My friend and broker, David Malone, suggested I swing by a restaurant named Mandina’s for lunch. To be honest, I really wanted to eat at that great New Orleans cliche, Mother’s, but the line was (as usual) out the door. So Mrs. Murphy and I headed up Canal for lunch at Mandina’s.
I was skeptical as we parked the car. The place is hot pink. Pink is not an appetizing color. Pink is a color one wants to see after a big meal, not before. Still, David had promised a good Po-boy at Mandina’s, so we took the plunge and went in.
New Orleans sweltered today like a hot, wet washcloth on my face. The air conditioning of Mandina’s hit me with an icy blast and I ordered giant iced teas to sip while we plotted our route to Mobile.
Our waitress, Mary, came by and took our order. Mary’s hair, demeanor, and eye shadow are perfect for her profession. She’s a very kind person, sensitive to the customer, but one also gets the impression that she could whack you upside the head with a frying pan before you knew what hit you. Mental note: don’t cross Mary.

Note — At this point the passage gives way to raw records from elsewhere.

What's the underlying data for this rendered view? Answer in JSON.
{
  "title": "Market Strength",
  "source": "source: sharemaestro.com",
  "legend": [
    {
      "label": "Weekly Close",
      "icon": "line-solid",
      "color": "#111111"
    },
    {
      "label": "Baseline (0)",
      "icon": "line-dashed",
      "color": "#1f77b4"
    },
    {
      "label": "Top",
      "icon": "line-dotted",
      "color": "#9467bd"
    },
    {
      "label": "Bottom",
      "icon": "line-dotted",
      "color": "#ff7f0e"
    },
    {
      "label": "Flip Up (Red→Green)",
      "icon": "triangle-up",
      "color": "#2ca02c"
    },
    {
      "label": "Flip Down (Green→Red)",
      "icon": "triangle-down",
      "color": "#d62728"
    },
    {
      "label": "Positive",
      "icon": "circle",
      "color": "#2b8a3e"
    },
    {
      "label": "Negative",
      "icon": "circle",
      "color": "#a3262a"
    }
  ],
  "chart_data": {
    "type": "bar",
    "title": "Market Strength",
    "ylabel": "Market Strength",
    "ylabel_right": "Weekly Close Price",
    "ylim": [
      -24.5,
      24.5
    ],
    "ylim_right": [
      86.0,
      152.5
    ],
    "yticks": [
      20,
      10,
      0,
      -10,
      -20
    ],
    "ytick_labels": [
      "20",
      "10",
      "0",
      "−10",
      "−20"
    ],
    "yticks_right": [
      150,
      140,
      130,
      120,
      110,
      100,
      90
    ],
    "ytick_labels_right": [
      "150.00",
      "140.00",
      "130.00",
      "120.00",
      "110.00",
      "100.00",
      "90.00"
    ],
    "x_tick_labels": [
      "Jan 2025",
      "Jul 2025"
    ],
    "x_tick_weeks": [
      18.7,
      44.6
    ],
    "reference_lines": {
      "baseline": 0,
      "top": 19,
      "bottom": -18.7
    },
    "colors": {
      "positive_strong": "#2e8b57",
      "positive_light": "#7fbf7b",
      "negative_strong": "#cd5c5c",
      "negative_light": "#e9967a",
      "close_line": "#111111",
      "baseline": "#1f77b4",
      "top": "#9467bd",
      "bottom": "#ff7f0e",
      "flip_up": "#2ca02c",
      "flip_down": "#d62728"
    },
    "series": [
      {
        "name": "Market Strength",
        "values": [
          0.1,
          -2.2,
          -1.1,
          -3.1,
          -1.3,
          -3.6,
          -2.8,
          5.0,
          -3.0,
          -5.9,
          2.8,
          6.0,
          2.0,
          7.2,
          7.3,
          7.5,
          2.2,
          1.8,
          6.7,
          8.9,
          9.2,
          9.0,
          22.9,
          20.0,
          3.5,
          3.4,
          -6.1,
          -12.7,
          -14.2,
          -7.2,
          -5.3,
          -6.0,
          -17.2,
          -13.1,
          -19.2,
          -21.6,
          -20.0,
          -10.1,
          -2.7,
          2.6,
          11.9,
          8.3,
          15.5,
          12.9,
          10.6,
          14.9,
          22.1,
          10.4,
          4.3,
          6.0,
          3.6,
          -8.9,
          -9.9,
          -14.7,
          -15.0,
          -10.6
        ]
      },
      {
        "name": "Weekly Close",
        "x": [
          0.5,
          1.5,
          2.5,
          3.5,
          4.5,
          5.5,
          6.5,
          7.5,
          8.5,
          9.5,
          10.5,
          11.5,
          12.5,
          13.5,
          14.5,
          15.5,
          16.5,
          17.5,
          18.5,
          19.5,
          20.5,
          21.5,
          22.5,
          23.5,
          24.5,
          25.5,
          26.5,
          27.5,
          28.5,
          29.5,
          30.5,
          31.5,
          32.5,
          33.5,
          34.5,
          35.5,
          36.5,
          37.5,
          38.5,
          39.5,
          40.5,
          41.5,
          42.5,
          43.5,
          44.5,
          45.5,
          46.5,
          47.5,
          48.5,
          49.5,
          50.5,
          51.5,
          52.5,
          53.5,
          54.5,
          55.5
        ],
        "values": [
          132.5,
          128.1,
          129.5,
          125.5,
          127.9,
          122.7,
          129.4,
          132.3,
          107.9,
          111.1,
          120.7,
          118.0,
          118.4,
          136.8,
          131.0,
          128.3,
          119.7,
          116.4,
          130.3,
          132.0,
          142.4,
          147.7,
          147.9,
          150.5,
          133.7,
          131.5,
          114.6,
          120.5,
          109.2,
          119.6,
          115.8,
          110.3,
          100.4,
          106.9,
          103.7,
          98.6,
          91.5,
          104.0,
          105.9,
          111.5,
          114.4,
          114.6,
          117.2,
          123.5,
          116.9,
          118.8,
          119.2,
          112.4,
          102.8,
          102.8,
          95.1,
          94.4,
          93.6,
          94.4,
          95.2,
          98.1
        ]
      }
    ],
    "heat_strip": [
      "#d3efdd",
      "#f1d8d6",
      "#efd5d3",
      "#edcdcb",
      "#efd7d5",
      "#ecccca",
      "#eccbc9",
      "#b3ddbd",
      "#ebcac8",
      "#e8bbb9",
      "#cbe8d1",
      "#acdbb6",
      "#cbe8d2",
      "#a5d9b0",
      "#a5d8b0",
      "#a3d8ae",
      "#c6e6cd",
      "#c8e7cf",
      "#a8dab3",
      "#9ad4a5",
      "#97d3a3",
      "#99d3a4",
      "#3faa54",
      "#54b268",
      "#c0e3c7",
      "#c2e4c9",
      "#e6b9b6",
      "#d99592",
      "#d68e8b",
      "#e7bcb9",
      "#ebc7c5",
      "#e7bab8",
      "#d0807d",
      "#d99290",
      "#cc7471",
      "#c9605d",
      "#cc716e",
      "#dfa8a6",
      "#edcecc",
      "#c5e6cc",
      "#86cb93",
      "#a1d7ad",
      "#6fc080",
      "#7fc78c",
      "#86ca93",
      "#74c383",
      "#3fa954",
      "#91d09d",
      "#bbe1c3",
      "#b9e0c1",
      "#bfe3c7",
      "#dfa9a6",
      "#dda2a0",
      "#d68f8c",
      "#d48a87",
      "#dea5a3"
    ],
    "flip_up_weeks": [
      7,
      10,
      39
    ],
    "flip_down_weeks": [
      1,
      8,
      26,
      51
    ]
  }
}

I’ll admit, I was not feeling chatty. It was probably the heat. Or maybe I was still nervous about the Brougham. To be honest, Priestess Miriam unnerved me a little. How did she know that Heavy Jones liked cigars? What was with that exploding car tire on the guy that had driven by right as Priestess Miriam had devoodoofied the car?
Mrs. Murphy, however, can always be counted upon to chat with vigor, so she engaged Mary. We ordered shrimp and oyster Po-Boys and more turtle soup (why not?).
Lunch arrived and the Po-boys were the best I’ve ever tasted. Really. The perfect bread was completely French (very flakey). The crispy fried batter on the shrimp and oysters gave way to tender seafood beneath. And the fully-dressed ‘boy was shredded for easy eating. A hearty douse of Crystal hot sauce made it the perfect moment of lunch.
The wonderful thing about New Orleans is no matter how much you eat at any given meal or drink at any given bar, there’s always someone nearby eating or drinking more. As I devoured my Po-boy, I noticed a table full of women eating what appeared to be the contents of the entire Mississippi Delta. Great heaps of fried food filled their table. Really. I could only see one of the women from the neck up. The rest was a mountain of shrimp. “I couldn’t possibly eat all this,” the woman said to Mary. Our waitress just nodded and refilled the lady’s ice tea. Thirty minutes later, there wasn’t a shrimp in sight.
Mary, as it turns out, isn’t just the most famous waitress in New Orleans. She’s also a Katrina survivor. So is her Pontiac. We talked cars for a while and you can tell Mary knows her Hurst shifters and exhaust systems. She drives her baby to work, too.
Maybe if you’ve lived through a disaster like Katrina, you know life is too short to drive some oversized toaster oven to work.